The short week after labor day weekend was a long one, but we still didn’t become parents.
That Tuesday, we had another false alarm when we got a call for an 8 year old boy who is Greek like me! We’ll call him “Marcus.” His mother was in the hospital. The reason for her hospitalization was not disclosed. We agreed to take placement of Marcus but I didn’t race home because, as I told my placement coordinator, I would have been shocked if they didn’t find a suitable family member that wanted to care for Marcus in a Greek family. (Actually, my exact words were, “There are probably a couple of Yiayias fighting over him right now.”). Okay – big fat Greek family humor over. But of course, we prepped, waited, and put a Greek icon on the nightstand in the boys’ room just in case. Sure enough, they did find another place for Marcus. No one ever showed up at our door that night.
(As an aside, I should mention that if you are not chosen for a child you have said “yes” to, you are not notified. You simply wait for a knock on the door. If one comes, you were chosen. If not, you weren’t. It’s that strange).
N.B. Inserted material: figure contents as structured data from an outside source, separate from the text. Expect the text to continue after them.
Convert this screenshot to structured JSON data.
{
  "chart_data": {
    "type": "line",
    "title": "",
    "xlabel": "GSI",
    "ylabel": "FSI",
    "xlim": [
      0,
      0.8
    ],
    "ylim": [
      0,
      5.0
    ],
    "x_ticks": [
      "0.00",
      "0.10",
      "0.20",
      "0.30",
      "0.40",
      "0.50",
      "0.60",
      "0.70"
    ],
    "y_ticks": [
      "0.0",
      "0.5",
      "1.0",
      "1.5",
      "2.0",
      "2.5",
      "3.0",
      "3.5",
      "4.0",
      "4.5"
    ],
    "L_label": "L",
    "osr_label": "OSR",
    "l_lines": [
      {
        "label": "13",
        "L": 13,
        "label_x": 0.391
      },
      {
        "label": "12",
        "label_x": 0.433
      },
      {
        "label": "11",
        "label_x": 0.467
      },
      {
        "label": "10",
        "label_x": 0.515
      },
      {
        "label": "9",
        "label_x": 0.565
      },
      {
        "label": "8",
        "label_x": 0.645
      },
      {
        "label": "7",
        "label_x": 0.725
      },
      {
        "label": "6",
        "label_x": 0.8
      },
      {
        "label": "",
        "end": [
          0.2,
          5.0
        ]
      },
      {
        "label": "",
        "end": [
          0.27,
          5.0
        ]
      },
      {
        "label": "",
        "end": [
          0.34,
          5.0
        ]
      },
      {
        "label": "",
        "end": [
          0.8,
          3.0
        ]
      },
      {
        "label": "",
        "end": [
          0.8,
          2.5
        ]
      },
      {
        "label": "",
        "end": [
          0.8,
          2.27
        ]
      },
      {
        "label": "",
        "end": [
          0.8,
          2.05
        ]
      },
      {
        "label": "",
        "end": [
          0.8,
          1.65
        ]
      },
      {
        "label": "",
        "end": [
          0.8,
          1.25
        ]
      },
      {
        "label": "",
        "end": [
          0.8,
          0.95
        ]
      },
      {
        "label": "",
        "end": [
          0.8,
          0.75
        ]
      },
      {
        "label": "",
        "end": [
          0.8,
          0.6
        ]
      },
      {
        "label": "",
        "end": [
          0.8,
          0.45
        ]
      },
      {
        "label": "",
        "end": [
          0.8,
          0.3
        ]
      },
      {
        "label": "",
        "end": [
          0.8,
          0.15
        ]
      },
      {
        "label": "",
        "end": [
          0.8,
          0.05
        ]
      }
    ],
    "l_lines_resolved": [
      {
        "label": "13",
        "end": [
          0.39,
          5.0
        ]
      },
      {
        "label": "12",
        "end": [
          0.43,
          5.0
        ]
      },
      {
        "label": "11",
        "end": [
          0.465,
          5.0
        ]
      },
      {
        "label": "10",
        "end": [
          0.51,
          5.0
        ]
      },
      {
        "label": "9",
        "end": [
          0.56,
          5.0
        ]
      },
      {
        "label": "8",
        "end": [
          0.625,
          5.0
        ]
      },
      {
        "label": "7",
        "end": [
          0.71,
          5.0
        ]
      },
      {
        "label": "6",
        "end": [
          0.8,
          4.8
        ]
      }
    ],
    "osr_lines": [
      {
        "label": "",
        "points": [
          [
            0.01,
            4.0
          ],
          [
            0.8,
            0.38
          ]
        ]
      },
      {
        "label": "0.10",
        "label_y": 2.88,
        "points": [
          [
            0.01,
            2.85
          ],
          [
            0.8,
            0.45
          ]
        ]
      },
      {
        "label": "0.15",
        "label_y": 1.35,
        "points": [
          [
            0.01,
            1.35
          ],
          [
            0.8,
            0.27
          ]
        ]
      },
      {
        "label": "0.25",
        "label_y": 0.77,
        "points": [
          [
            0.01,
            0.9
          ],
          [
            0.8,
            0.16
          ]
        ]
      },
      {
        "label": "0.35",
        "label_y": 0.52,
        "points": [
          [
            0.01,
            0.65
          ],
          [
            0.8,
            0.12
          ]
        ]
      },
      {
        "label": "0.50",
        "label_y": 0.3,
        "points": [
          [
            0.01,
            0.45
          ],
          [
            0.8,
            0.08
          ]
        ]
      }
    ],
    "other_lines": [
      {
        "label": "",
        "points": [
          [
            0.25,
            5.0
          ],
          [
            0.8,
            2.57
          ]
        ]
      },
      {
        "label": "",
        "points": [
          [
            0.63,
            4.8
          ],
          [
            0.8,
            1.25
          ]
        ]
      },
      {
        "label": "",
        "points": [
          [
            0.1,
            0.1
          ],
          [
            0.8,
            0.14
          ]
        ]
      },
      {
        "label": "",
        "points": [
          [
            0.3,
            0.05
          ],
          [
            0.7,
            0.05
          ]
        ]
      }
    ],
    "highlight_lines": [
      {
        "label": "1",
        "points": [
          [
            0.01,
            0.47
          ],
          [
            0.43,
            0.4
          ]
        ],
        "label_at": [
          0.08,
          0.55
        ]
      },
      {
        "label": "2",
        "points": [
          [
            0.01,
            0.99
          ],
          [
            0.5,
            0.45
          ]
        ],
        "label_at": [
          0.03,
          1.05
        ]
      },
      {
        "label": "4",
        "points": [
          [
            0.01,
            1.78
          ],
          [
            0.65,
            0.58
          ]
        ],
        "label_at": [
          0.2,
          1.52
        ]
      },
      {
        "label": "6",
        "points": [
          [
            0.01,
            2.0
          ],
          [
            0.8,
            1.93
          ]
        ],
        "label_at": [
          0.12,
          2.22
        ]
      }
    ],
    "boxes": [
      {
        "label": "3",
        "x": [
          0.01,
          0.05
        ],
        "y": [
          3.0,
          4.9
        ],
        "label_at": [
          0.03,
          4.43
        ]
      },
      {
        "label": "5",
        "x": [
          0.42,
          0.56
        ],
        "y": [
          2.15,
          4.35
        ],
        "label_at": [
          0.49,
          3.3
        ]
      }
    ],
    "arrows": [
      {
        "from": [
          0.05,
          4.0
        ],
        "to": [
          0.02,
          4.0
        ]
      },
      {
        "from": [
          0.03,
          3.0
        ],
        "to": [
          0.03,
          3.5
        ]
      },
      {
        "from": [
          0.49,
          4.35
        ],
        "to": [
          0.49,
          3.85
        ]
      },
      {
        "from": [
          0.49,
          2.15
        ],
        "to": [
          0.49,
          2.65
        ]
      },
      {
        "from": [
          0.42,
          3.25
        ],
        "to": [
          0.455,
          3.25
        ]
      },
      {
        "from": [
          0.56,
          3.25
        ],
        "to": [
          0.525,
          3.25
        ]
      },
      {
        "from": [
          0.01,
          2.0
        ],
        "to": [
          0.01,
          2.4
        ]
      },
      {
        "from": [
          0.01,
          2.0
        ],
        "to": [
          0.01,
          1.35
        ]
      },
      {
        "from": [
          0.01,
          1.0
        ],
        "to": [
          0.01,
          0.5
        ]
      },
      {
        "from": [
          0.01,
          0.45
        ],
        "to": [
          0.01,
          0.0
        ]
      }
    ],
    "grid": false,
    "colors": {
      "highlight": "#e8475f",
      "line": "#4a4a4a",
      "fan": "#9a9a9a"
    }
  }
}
The next day, we made the very difficult decision to decline the placement of two unrelated 11 year old boys. Our licensing worker had identified an 11 year old boy currently living with family members who were looking for an adoptive placement. However, after she investigated, we realized that due to the child’s mental health and behavioral issues and the biological family’s very stringent desires for an adoptive placement, it was not the right fit and the chance that we would have made the first round of cuts was slim to none.
A more difficult “no” was for the second 11 year-old boy. He was the oldest of 4 siblings. His next oldest sibling was a 5 year old girl. They had been living with their mother in a hotel, but were kicked out and now homeless. For a number of reasons, this was not the right fit and we had to say no. Even though I knew in my gut it was a “no,” it was a tough one to decline – and took a little bit of a toll on me.
On Thursday, we had another emotional “no” for a 13 year old boy we’ll call “Sam” whose mother, we were told, had been forcibly injecting him and his siblings with intravenous heroin and PCP. We did not feel that we were equipped to help a heroin-addicted child who was actively detoxing and hoped that DCS could find a place for Sam where he could get more specialized medical help for his condition.
Still, every time I picked up the phone – I thought this might be the “yes” that would materialize. But I wasn’t rushing home anymore. The reality had sunk in: despite the numbers you hear on the news, getting matched with a child (even an “older child” as an emergency foster placement) is not a fast process.
Almost everyone I spoke to during this time was aghast. Knowing we were licensed for boys between the ages of 8 and 15 and had said “yes” multiple times and were still waiting even shocked my co-worker who is a Court Appointed Special Advocate for foster children.
Over a year later, I would tell another friend that the most stressful part of foster care was this part. The evaluating in a matter of minutes whether this was a child you could parent. The saying “yes” or “no.” The waiting.